You’d have to be the viewer who made that first call to care about _ let alone follow _ all the twists and turns. All you really need to know is that Woods could have handed back the get-out-of-jail-almost-for-free card that Masters officials put on the table, and picked up more goodwill than Betty White.
But these days, the only thing worse than being a loser is a sap, and Woods was completely within his rights to take advantage of every break that goes his way. He finishes off an even-par 70 round late Saturday afternoon and says afterward, “If it was done a year or two ago, whatever, I wouldn’t have the opportunity to play. But the rules have changed, and under the rules of golf, I was able to play.”

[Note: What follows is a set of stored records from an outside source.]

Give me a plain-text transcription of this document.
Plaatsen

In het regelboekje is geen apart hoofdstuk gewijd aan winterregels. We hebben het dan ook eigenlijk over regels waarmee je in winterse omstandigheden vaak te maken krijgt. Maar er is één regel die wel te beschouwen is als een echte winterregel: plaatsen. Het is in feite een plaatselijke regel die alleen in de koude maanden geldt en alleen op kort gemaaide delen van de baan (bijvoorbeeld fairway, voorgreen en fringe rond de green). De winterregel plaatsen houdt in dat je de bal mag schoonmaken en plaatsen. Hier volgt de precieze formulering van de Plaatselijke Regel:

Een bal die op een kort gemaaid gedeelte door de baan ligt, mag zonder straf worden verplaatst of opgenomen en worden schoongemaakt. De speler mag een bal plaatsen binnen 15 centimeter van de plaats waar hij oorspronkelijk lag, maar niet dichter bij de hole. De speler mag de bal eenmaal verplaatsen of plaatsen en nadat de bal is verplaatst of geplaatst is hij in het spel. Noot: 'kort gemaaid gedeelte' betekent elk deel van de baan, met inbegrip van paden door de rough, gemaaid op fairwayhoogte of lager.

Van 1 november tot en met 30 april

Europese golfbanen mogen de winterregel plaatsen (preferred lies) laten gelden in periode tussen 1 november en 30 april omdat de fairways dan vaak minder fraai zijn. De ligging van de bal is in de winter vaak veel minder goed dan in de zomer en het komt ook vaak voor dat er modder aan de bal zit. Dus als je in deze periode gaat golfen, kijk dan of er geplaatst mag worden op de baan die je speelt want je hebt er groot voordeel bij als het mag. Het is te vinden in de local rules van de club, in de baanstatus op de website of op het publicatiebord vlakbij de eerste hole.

Which brings us back to the green jackets.
Anyone have the feeling that if the golfer under investigation was, say, Vijay Singh, the first official review of the drop would have gone differently? Just a day earlier, saying “rules are rules,” those same officials slapped 14-year-old Chinese sensation Guan Tianlang with a slow-play penalty, even though there was no evidence that his indecisiveness over which club to hit was actually slowing down play.
But their ruling in Woods‘ case unravels so quickly that if it had been a thread on one of their green jackets, that same guy would be walking around in shirt sleeves. Then maybe we’d see some more transparency around the joint.

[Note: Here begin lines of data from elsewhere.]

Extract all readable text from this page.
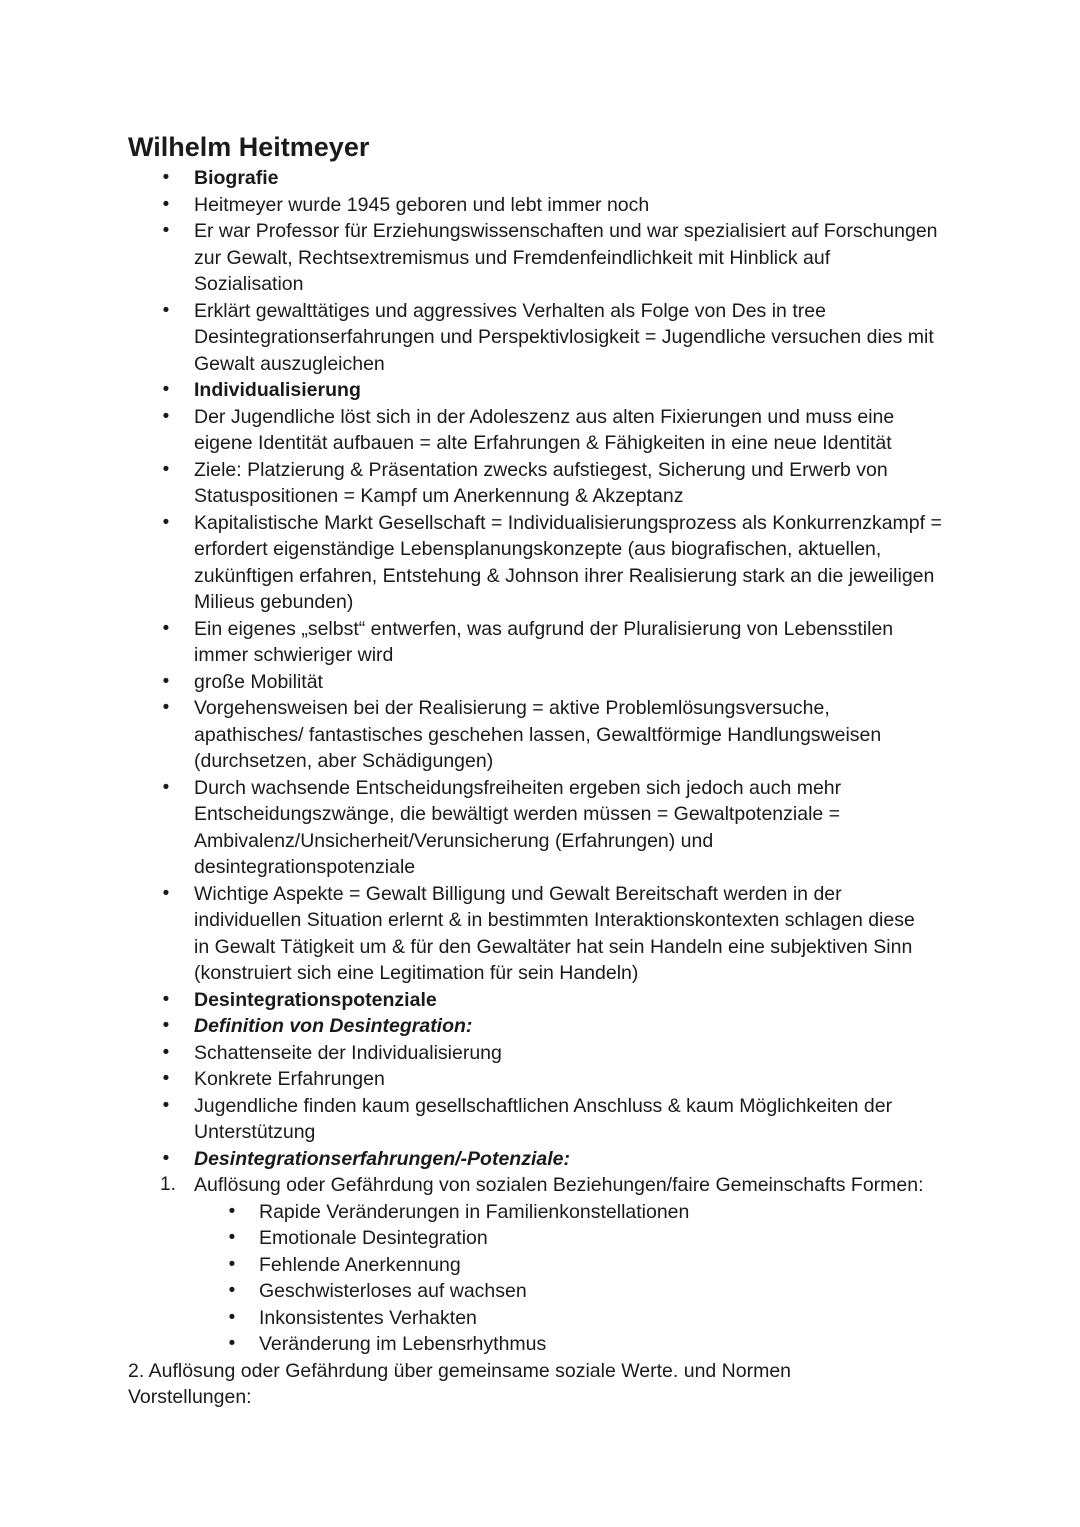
Wilhelm Heitmeyer
•	Biografie
•	Heitmeyer wurde 1945 geboren und lebt immer noch
•	Er war Professor für Erziehungswissenschaften und war spezialisiert auf Forschungen
zur Gewalt, Rechtsextremismus und Fremdenfeindlichkeit mit Hinblick auf
Sozialisation
•	Erklärt gewalttätiges und aggressives Verhalten als Folge von Des in tree
Desintegrationserfahrungen und Perspektivlosigkeit = Jugendliche versuchen dies mit
Gewalt auszugleichen
•	Individualisierung
•	Der Jugendliche löst sich in der Adoleszenz aus alten Fixierungen und muss eine
eigene Identität aufbauen = alte Erfahrungen & Fähigkeiten in eine neue Identität
•	Ziele: Platzierung & Präsentation zwecks aufstiegest, Sicherung und Erwerb von
Statuspositionen = Kampf um Anerkennung & Akzeptanz
•	Kapitalistische Markt Gesellschaft = Individualisierungsprozess als Konkurrenzkampf =
erfordert eigenständige Lebensplanungskonzepte (aus biografischen, aktuellen,
zukünftigen erfahren, Entstehung & Johnson ihrer Realisierung stark an die jeweiligen
Milieus gebunden)
•	Ein eigenes „selbst“ entwerfen, was aufgrund der Pluralisierung von Lebensstilen
immer schwieriger wird
•	große Mobilität
•	Vorgehensweisen bei der Realisierung = aktive Problemlösungsversuche,
apathisches/ fantastisches geschehen lassen, Gewaltförmige Handlungsweisen
(durchsetzen, aber Schädigungen)
•	Durch wachsende Entscheidungsfreiheiten ergeben sich jedoch auch mehr
Entscheidungszwänge, die bewältigt werden müssen = Gewaltpotenziale =
Ambivalenz/Unsicherheit/Verunsicherung (Erfahrungen) und
desintegrationspotenziale
•	Wichtige Aspekte = Gewalt Billigung und Gewalt Bereitschaft werden in der
individuellen Situation erlernt & in bestimmten Interaktionskontexten schlagen diese
in Gewalt Tätigkeit um & für den Gewaltäter hat sein Handeln eine subjektiven Sinn
(konstruiert sich eine Legitimation für sein Handeln)
•	Desintegrationspotenziale
•	Definition von Desintegration:
•	Schattenseite der Individualisierung
•	Konkrete Erfahrungen
•	Jugendliche finden kaum gesellschaftlichen Anschluss & kaum Möglichkeiten der
Unterstützung
•	Desintegrationserfahrungen/-Potenziale:
1. Auflösung oder Gefährdung von sozialen Beziehungen/faire Gemeinschafts Formen:
•	Rapide Veränderungen in Familienkonstellationen
•	Emotionale Desintegration
•	Fehlende Anerkennung
•	Geschwisterloses auf wachsen
•	Inkonsistentes Verhakten
•	Veränderung im Lebensrhythmus
2. Auflösung oder Gefährdung über gemeinsame soziale Werte. und Normen
Vorstellungen:
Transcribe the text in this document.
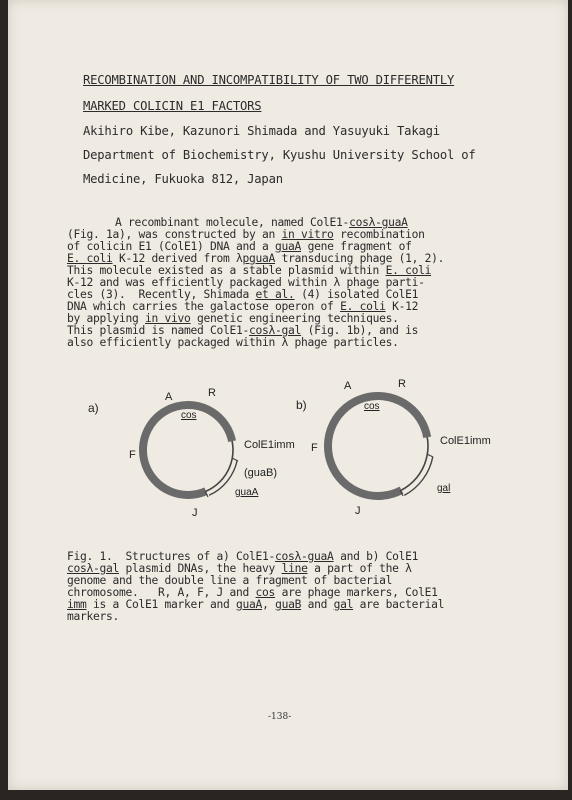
RECOMBINATION AND INCOMPATIBILITY OF TWO DIFFERENTLY
MARKED COLICIN E1 FACTORS
Akihiro Kibe, Kazunori Shimada and Yasuyuki Takagi
Department of Biochemistry, Kyushu University School of
Medicine, Fukuoka 812, Japan
A recombinant molecule, named ColE1-cosλ-guaA
(Fig. 1a), was constructed by an in vitro recombination
of colicin E1 (ColE1) DNA and a guaA gene fragment of
E. coli K-12 derived from λpguaA transducing phage (1, 2).
This molecule existed as a stable plasmid within E. coli
K-12 and was efficiently packaged within λ phage parti-
cles (3).  Recently, Shimada et al. (4) isolated ColE1
DNA which carries the galactose operon of E. coli K-12
by applying in vivo genetic engineering techniques.
This plasmid is named ColE1-cosλ-gal (Fig. 1b), and is
also efficiently packaged within λ phage particles.
a)
A	R
cos
ColE1imm
F
(guaB)
guaA
J
b)
A	R
cos
ColE1imm
F
gal
J
Fig. 1.  Structures of a) ColE1-cosλ-guaA and b) ColE1
cosλ-gal plasmid DNAs, the heavy line a part of the λ
genome and the double line a fragment of bacterial
chromosome.   R, A, F, J and cos are phage markers, ColE1
imm is a ColE1 marker and guaA, guaB and gal are bacterial
markers.
-138-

“There’s not a day that goes by that there are not some things I wish I would have done differently,” he said.
Since there in such a generous mood, maybe this current group of officials would go back and right one of the game’s _ and the club’s _ most egregious mistakes.
Forty-five years ago, Roberto de Vicenzo signed an incorrect scorecard on the final day _ playing partner Tommy Aaron wrongly entered a 4 instead of 3 at the 17th hole _ and under the rules, the higher score stood. As a result, de Vicenzo wound up a shot behind winner Bob Goalby instead of meeting him in an 18-hole playoff the next day.
He took full blame and what de Vicenzo said afterward _ “What a stupid I am!” _ has echoed through the decades for its poignancy.
Considering the way things have gone for the last two days, that’s a lot more accurate than “A Tradition Like No Other.”